Asia Dry Bulk-Capesize Rates Likely to Remain Flat
Chinese iron ore and coal imports to fall in 2016 - Clarkson
Freight rates for capesize bulk carriers on key Asian routes are likely to stay flat as vessel volumes outpace cargo demand and the approaching Chinese New Year holiday further dampens chartering activity, ship brokers said on Thursday.
There is little hope of any improvement in rates, which remain at near 16-1/2-year lows, even after the Chinese New Year holiday which starts on Feb. 7, brokers said.
Forward freight rates for March on the Australia-China capesize route are at levels of $3 a tonne currently, a Shanghai-based capesize broker said.
"People don't give much hope there at all. The market is flat and gloomy," the broker said.
Shipowners have idled up to 50 capesize ships in Asian waters rather than sail ships at a loss as average daily freight rates are at levels that are about half that of daily operating costs.

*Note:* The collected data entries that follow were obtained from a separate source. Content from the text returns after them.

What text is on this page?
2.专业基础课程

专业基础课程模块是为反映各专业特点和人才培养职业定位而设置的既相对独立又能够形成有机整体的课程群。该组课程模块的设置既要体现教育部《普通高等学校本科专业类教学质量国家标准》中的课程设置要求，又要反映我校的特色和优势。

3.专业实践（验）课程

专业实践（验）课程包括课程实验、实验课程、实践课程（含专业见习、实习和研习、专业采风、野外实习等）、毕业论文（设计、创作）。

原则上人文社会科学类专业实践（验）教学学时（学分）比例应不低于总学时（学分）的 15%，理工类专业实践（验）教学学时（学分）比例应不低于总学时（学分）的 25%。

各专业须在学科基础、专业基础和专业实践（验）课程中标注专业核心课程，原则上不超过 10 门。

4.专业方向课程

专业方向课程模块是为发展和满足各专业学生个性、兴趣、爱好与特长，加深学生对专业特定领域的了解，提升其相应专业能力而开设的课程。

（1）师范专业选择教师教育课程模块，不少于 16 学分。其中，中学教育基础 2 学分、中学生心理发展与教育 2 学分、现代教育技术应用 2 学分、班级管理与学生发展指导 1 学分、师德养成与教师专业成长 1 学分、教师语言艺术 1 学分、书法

"I think you'll see operators are going to struggle. The market is at rock bottom," a Singapore-based capesize broker said.
That came as ship broker Banchero Costa (Bancosta) said the capesize fleet would grow by 4 percent in tonnage terms this year, while Chinese imports of iron ore and coal, the two staple cargoes for capesize ships, are forecast to fall, Clarkson said.
China's iron ore imports will drop to 919.2 million tonnes in 2016 from 924 million tonnes last year, while coal imports will fall 8 percent to 156.1 million tonnes this year, Clarkson said.
A new record level of capesize scrapping is expected this year, after a record 14-15 million deadweight of capesize tonnage was sold for demolition last year, said Ralph Leszczynski, head of research at Bancosta in Singapore.
"The lack of long-term optimism will probably prompt even less older tonnage to be considered for scrapping," said a senior executive at a Singapore ship management company.
Capesize charter rates for the Western Australia-China route nudged up to $3 per tonne on Wednesday, from $2.90 a tonne a week ago.
Rates for the Brazil-China route were higher at $5.46 a tonne on Wednesday, against $5.35 a tonne on the same day last week.
Panamax rates for a north Pacific round-trip voyage dropped to $2,118 per day on Wednesday, the lowest since January 2009, from $2,587 per day on the same day last week.
"(There is) no where to hide in the Panamax market," Norwegian ship broker Fearnley said in a note on Wednesday.
Freight rates for smaller supramax vessels dropped to around $2,500 per day for a voyage from Indonesia to India.
The Baltic Exchange's main sea freight index dropped to a new all-time low of 337 on Wednesday from 358 the same day last week.